I will also mandate changes for various “silent p” words: pteradactyl, pneumonia, and ptarmigan, to name a few. Again, I fail to see how someone came up with these words; p has a very clear sound and it's not silent. Nor are we encouraged to simply throw the letter in wherever we like because we think a p would look pnice pthere.

My kids are learning how to write and, hence, they end up with some inventive spelling as they sound out the words in their sentences. But even they know not to simply throw in an m or a p in a place where there is no such sound. “thar” for “there”, sure. “bin” for “been”, well done. But “pdog” for “dog”? I think not.

While I'm at it, I'm going to strike all words of Welsh origin from the language; I think these words breed exactly the kind of confusion that I'm talking about. Double-l's simply don't belong at the beginning of a sentence. We have the l sound already; why add another one? To bulk it up a bit, make it appear more important?

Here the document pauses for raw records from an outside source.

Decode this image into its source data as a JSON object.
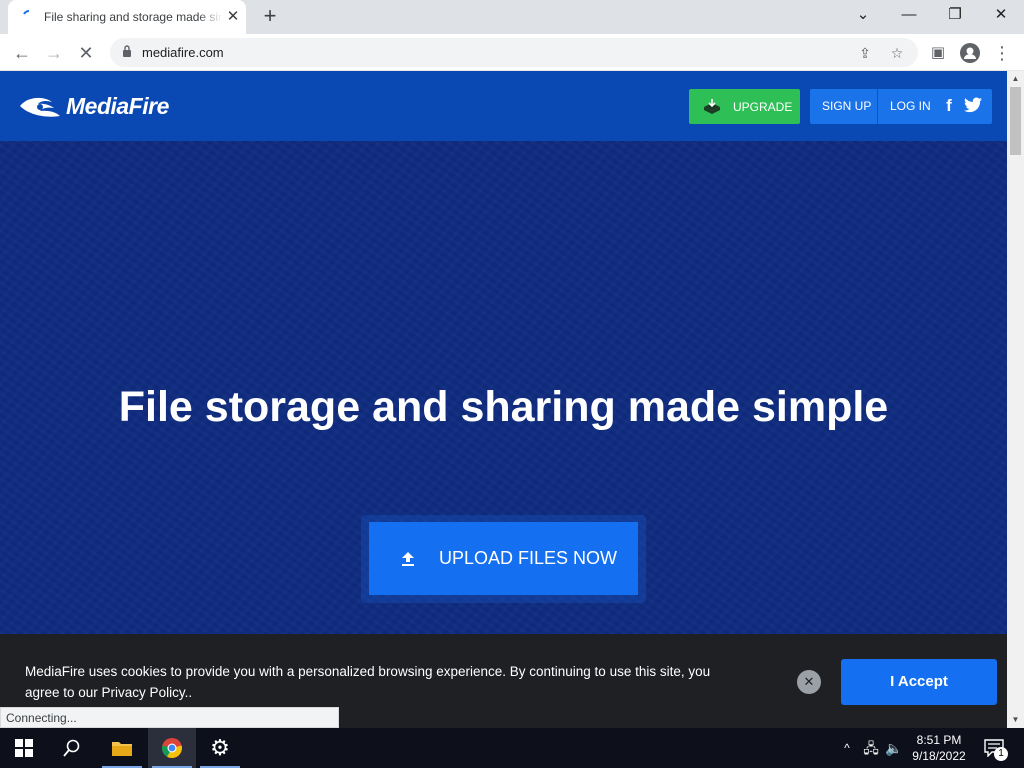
{
  "browser": {
    "tab_title": "File sharing and storage made simple",
    "url": "mediafire.com",
    "status": "Connecting..."
  },
  "header": {
    "logo_text": "MediaFire",
    "upgrade_label": "UPGRADE",
    "signup_label": "SIGN UP",
    "login_label": "LOG IN",
    "facebook_glyph": "f"
  },
  "hero": {
    "title": "File storage and sharing made simple",
    "upload_label": "UPLOAD FILES NOW"
  },
  "cookie_banner": {
    "text": "MediaFire uses cookies to provide you with a personalized browsing experience. By continuing to use this site, you agree to our Privacy Policy..",
    "accept_label": "I Accept"
  },
  "taskbar": {
    "time": "8:51 PM",
    "date": "9/18/2022",
    "notification_count": "1"
  },
  "colors": {
    "header_blue": "#0a48b3",
    "hero_navy": "#0f2c80",
    "upgrade_green": "#2ebf57",
    "button_blue": "#1470f0",
    "banner_dark": "#1f2023"
  }
}
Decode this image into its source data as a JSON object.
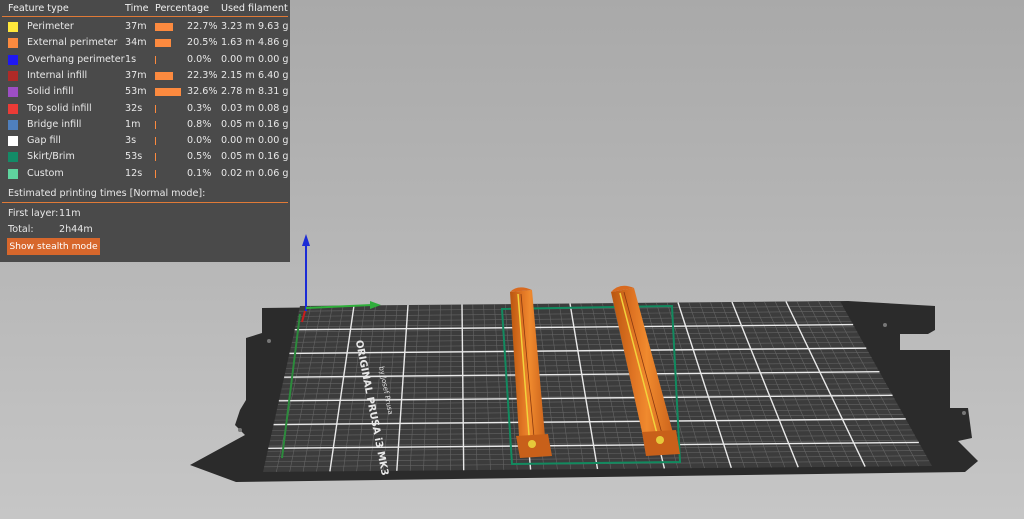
{
  "legend": {
    "headers": {
      "feature_type": "Feature type",
      "time": "Time",
      "percentage": "Percentage",
      "used_filament": "Used filament"
    },
    "rows": [
      {
        "name": "Perimeter",
        "color": "#ffe83b",
        "time": "37m",
        "percent": "22.7%",
        "length": "3.23 m",
        "weight": "9.63 g"
      },
      {
        "name": "External perimeter",
        "color": "#fc8a3f",
        "time": "34m",
        "percent": "20.5%",
        "length": "1.63 m",
        "weight": "4.86 g"
      },
      {
        "name": "Overhang perimeter",
        "color": "#1f18f0",
        "time": "1s",
        "percent": "0.0%",
        "length": "0.00 m",
        "weight": "0.00 g"
      },
      {
        "name": "Internal infill",
        "color": "#b02a27",
        "time": "37m",
        "percent": "22.3%",
        "length": "2.15 m",
        "weight": "6.40 g"
      },
      {
        "name": "Solid infill",
        "color": "#9d4ec4",
        "time": "53m",
        "percent": "32.6%",
        "length": "2.78 m",
        "weight": "8.31 g"
      },
      {
        "name": "Top solid infill",
        "color": "#eb3b36",
        "time": "32s",
        "percent": "0.3%",
        "length": "0.03 m",
        "weight": "0.08 g"
      },
      {
        "name": "Bridge infill",
        "color": "#4f7fbd",
        "time": "1m",
        "percent": "0.8%",
        "length": "0.05 m",
        "weight": "0.16 g"
      },
      {
        "name": "Gap fill",
        "color": "#ffffff",
        "time": "3s",
        "percent": "0.0%",
        "length": "0.00 m",
        "weight": "0.00 g"
      },
      {
        "name": "Skirt/Brim",
        "color": "#138b67",
        "time": "53s",
        "percent": "0.5%",
        "length": "0.05 m",
        "weight": "0.16 g"
      },
      {
        "name": "Custom",
        "color": "#5fd49e",
        "time": "12s",
        "percent": "0.1%",
        "length": "0.02 m",
        "weight": "0.06 g"
      }
    ],
    "estimate_title": "Estimated printing times [Normal mode]:",
    "first_layer_label": "First layer:",
    "first_layer_value": "11m",
    "total_label": "Total:",
    "total_value": "2h44m",
    "stealth_button": "Show stealth mode"
  },
  "bed": {
    "logo_line1": "ORIGINAL PRUSA i3 MK3",
    "logo_line2": "by Josef Prusa"
  },
  "colors": {
    "accent": "#e07a37",
    "panel_bg": "#464646",
    "bar": "#fc8a3f",
    "model": "#d9691f",
    "bed_dark": "#2e2e2e",
    "bed_sheet": "#3a3a3a",
    "axis_x": "#2fae3b",
    "axis_y": "#c81e1e",
    "axis_z": "#1a2bd6"
  }
}
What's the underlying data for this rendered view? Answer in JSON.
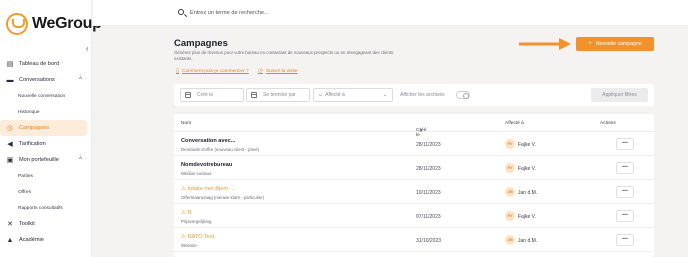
{
  "app": {
    "logo_text": "WeGroup"
  },
  "search": {
    "placeholder": "Entrez un terme de recherche..."
  },
  "sidebar": {
    "items": [
      {
        "label": "Tableau de bord",
        "icon": "dashboard-icon"
      },
      {
        "label": "Conversations",
        "icon": "chat-icon",
        "expanded": true
      },
      {
        "label": "Nouvelle conversation",
        "sub": true
      },
      {
        "label": "Historique",
        "sub": true
      },
      {
        "label": "Campagnes",
        "icon": "target-icon",
        "active": true
      },
      {
        "label": "Tarification",
        "icon": "megaphone-icon"
      },
      {
        "label": "Mon portefeuille",
        "icon": "briefcase-icon",
        "expanded": true
      },
      {
        "label": "Parties",
        "sub": true
      },
      {
        "label": "Offres",
        "sub": true
      },
      {
        "label": "Rapports consultatifs",
        "sub": true
      },
      {
        "label": "Toolkit",
        "icon": "tools-icon"
      },
      {
        "label": "Académie",
        "icon": "graduation-icon"
      }
    ]
  },
  "header": {
    "title": "Campagnes",
    "description": "Générez plus de revenus pour votre bureau en contactant de nouveaux prospects ou en réengageant des clients existants.",
    "link_howto": "Comment puis-je commencer ?",
    "link_tour": "Suivez la visite",
    "new_button": "Nouvelle campagne"
  },
  "filters": {
    "created": "Créé le",
    "ends": "Se termine par",
    "assigned": "Affecté à",
    "archives": "Afficher les archives",
    "apply": "Appliquer filtres"
  },
  "table": {
    "columns": {
      "name": "Nom",
      "created": "Créé le",
      "assigned": "Affecté à",
      "actions": "Actions"
    },
    "rows": [
      {
        "name": "Conversation avec...",
        "subtitle": "Demande d'offre (nouveau client - privé)",
        "date": "28/11/2023",
        "initials": "FV",
        "user": "Fajke V.",
        "warning": false
      },
      {
        "name": "Nomdevotrebureau",
        "subtitle": "Médias sociaux",
        "date": "28/11/2023",
        "initials": "FV",
        "user": "Fajke V.",
        "warning": false
      },
      {
        "name": "Intake met Bjorn ...",
        "subtitle": "Offerteaanvraag (nieuwe klant - particulier)",
        "date": "10/11/2023",
        "initials": "JM",
        "user": "Jan d.M.",
        "warning": true
      },
      {
        "name": "R",
        "subtitle": "Prijsvergelijking",
        "date": "07/11/2023",
        "initials": "FV",
        "user": "Fajke V.",
        "warning": true
      },
      {
        "name": "NATO Test",
        "subtitle": "Website",
        "date": "31/10/2023",
        "initials": "JM",
        "user": "Jan d.M.",
        "warning": true
      }
    ]
  },
  "colors": {
    "accent": "#f3912b",
    "warning": "#ec9a2d",
    "active_bg": "#fdecd9"
  }
}
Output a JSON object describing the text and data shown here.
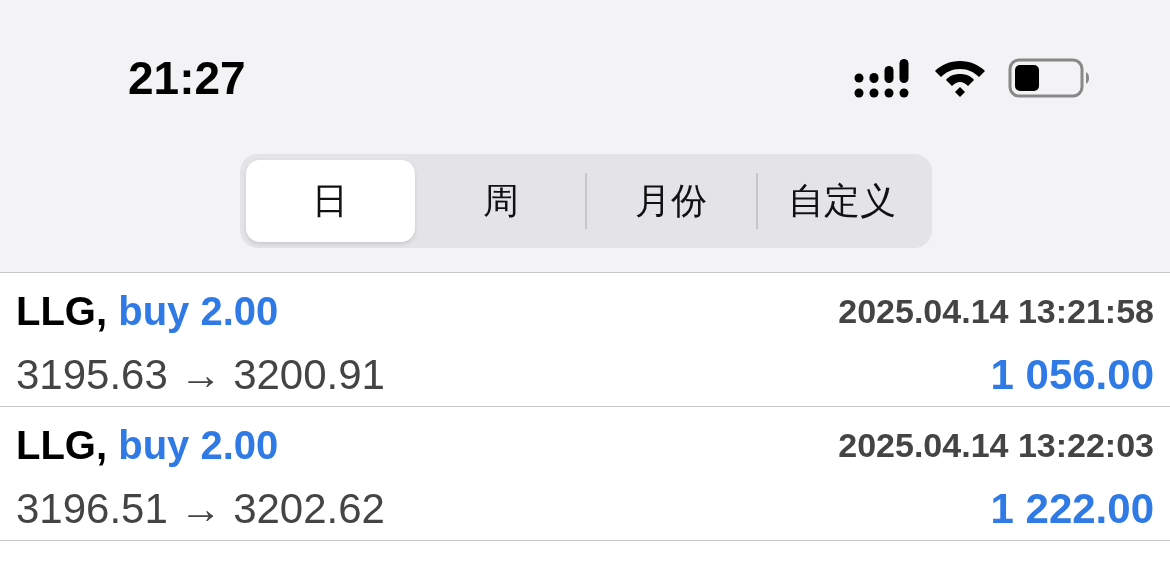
{
  "status_bar": {
    "time": "21:27"
  },
  "period_tabs": [
    {
      "label": "日",
      "selected": true
    },
    {
      "label": "周",
      "selected": false
    },
    {
      "label": "月份",
      "selected": false
    },
    {
      "label": "自定义",
      "selected": false
    }
  ],
  "trades": [
    {
      "symbol": "LLG,",
      "order": "buy 2.00",
      "time": "2025.04.14 13:21:58",
      "prices": "3195.63 → 3200.91",
      "profit": "1 056.00"
    },
    {
      "symbol": "LLG,",
      "order": "buy 2.00",
      "time": "2025.04.14 13:22:03",
      "prices": "3196.51 → 3202.62",
      "profit": "1 222.00"
    }
  ]
}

Some readers may feel that this is hardly an important task, given some of the other priorities that will face the kingdom, such as parades and fancy dress balls; after all, the words cited above are hardly commonplace (except for ptarmigan, of course). But I would argue that their disuse comes directly from their impossible spelling; noone wants to go anywhere near these words because they know for a fact that they'll get them wrong. Just think of the vocabulary that would be accessible to us if we just had more words available.

Of course I do find many of these words quaint and attractive in a Olde Englishe kind of way, and I will miss them when they are gone. But to force words like this on a society that has a hard time graduating students that can manage to spell “cat” (without a silent p) is asking a bit much.